Munro makes a further important point that journalists have overwhelmingly missed the existence of universities’ exemption from the cap. Thanks to “clever advocates—and gullible reporters” who do not know of universities’ special treatment under the visa law, the discussion of the H-1B has concentrated on “a boring, complex, semi-technical dispute over the hiring of low-status computer-experts by Facebook and various unfamiliar outsourcing companies.” This focus draws attention away from the fact that temporary guest workers at universities hold “many good jobs—professors, clinicians, business majors, researchers and designers—that [could provide a] pathway to professional success” for educated young Americans, he writes.

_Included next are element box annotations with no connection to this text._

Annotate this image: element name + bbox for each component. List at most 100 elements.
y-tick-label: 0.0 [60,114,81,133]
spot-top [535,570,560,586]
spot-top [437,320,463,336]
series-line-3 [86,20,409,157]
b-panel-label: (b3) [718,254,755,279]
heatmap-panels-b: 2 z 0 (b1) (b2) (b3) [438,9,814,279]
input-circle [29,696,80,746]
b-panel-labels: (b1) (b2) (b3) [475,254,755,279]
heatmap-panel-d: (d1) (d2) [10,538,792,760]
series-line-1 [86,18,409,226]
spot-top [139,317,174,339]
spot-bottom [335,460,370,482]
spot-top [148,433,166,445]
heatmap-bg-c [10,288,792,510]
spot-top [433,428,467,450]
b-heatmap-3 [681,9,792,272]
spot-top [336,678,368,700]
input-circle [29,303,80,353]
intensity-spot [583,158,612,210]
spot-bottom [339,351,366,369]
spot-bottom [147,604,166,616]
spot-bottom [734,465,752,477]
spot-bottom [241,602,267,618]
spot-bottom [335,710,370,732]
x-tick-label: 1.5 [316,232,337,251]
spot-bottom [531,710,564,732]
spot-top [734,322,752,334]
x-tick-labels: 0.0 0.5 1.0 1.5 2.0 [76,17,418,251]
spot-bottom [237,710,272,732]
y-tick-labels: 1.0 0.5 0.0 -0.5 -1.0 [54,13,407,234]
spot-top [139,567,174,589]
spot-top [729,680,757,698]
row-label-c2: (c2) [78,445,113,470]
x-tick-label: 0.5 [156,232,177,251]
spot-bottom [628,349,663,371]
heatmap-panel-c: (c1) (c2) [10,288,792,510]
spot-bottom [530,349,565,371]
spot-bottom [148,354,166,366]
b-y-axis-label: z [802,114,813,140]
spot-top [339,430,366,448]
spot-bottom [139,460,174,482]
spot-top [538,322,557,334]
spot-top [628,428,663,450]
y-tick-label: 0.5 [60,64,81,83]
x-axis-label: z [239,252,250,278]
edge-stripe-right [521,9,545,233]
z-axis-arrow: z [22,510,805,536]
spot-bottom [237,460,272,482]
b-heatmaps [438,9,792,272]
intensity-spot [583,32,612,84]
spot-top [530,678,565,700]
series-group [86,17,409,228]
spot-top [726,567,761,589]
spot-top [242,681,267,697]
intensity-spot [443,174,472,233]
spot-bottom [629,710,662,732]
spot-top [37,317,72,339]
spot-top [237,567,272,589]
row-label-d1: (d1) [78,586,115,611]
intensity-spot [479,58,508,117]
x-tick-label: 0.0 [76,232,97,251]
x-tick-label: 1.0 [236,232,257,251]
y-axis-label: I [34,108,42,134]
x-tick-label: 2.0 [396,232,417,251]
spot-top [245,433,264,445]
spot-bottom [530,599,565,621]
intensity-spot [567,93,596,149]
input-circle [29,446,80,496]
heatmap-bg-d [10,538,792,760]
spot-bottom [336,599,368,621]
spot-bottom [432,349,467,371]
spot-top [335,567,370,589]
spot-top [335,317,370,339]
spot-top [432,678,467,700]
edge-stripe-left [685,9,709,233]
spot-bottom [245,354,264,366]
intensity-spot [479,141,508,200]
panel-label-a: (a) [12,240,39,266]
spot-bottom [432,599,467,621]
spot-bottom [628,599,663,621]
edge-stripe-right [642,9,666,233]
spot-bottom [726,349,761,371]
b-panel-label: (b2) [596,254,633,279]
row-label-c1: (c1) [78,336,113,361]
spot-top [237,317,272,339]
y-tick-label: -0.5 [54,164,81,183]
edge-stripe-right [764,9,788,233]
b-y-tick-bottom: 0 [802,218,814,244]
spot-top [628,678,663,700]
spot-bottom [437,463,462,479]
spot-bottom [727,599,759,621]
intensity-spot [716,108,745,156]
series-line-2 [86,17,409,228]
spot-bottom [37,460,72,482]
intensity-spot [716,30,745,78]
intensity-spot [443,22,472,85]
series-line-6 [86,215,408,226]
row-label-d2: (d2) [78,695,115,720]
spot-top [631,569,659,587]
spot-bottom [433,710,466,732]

Clearly, Munro is angry, which doubtlessly contributes to his sometimes overly flamboyant tone. But his essential argument comports not only with the views of the four famous scientists, but also with the conclusions of numerous studies and reports and many leading economists who study the scientific and technical labor market. Some of the presidential candidates also agree. In the department of strange political bedfellows, in November, Democratic presidential candidate Bernie Sanders joined Republican candidate Donald Trump in calling for employers to pay H-1B workers more, Patrick Thibodeau reported at Computerworld. Republican candidate Ted Cruz also shows signs of possibly becoming an H-1B critic, Thibodeau added. “We must substantially increase prevailing wages that employers pay temporary guest workers,” states the immigration policy that Sanders issued in November. “[I]f there is a true labor shortage, employers must offer higher, not lower wages.”